While Europe grapples with an influx of people desperate to escape fighting in Syria, asylum seekers from Asian nations such as Bangladesh, India, Pakistan and Vietnam are flocking to Hong Kong, along with a sprinkling from Africa.
However, human rights activists and non-government bodies accuse authorities in the Chinese-ruled city of dragging their feet on the approval of claims, to avoid spurring a further influx.
Hong Kong has approved just 52 of more than 8,000 claims since 2009. There are more than 11,000 asylum seekers in the Asian financial hub, some still uncertain about their fate after waiting for more than 15 years.
“Our future is already gone, so we are thinking of our children’s future,” said Refugee Union chairman Adjouma Ibrahim, who has been in Hong Kong for 11 years.
“Our kids are stateless. We don’t have travel documents — nothing,” he said.
Ibrahim is from Togo in west Africa, and his son and daughter, despite both having been born in Hong Kong, are among the more than 580 refugee children denied the right of abode, making it impossible for young people to get jobs or leave.
The government of the former British colony pays 30 percent of the costs for refugee children to attend school, but few parents are able to pay the rest, as they cannot legally work while waiting for their status to be approved.
“One of the very negative parts of the system here in Hong Kong is children of asylum seekers and refugees,” said Mark Daly, a principal at law firm Daly and Associates, which focuses on human rights.
Despite being born in Hong Kong and fluent in both English and the Cantonese regional dialect, they are not allowed to work, Daly said.

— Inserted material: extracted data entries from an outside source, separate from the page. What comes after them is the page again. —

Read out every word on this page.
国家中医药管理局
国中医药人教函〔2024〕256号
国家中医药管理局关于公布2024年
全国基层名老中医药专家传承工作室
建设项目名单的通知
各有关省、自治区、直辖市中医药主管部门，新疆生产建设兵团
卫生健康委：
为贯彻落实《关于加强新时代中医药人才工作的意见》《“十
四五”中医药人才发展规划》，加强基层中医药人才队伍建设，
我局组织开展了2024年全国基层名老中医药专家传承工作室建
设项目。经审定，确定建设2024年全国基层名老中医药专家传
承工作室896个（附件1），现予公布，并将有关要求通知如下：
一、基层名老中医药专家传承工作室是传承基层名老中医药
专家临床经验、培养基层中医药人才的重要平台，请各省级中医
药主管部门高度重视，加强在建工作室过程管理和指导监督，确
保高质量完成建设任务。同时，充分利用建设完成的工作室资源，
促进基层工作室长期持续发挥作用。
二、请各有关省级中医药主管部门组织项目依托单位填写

“They are trying to think about their futures and thinking about decisions they shouldn’t have to make — ‘Where do I go, what do I do, what can I work as?’” he added.
The refugees have become a sensitive topic for residents and politicians, with media often blaming them for a spurt in crime.
Such portrayals feed prejudice, said Rizwan Ullah, an educational adviser of the Pakistani Students’ Association in Hong Kong.
“The stereotypes bring prejudice and that brings discrimination,” he said. “These guys are not criminals. They just want a better situation.”
Politicians have pushed for tighter curbs after the government adopted a screening mechanism in 2014 to select those meeting the refugee criteria set out in international law.
“Hong Kong is a very convenient place and our government has been very generous to people who seek asylum,” Liberal Party official Dominic Lee (李梓敬) said.
“This provides a huge incentive for these fake refugees to come to Hong Kong and take advantage,” added Lee, who is demanding repatriation of refugees and camps to house them.
The government did not immediately respond to a request for comment. However, in a legislative document this year, it acknowledged the need to streamline the lengthy screening process.
Over the past five years, it has more than doubled the number of staff handling claims.
For Mohammad Kazi, a former member of the Bangladesh National Party, Hong Kong was the best place to escape the danger he said his family had faced at home.
He hopes to settle in Hong Kong permanently, despite house prices that rank among the world’s highest, but is unable to send his daughters, Shahzia, five, and Samia, six, to school.
“I want my children to have a good future. If we go to Bangladesh, we die,” added Kazi, 40, without giving details of the threat. “Here we are together, we are family.”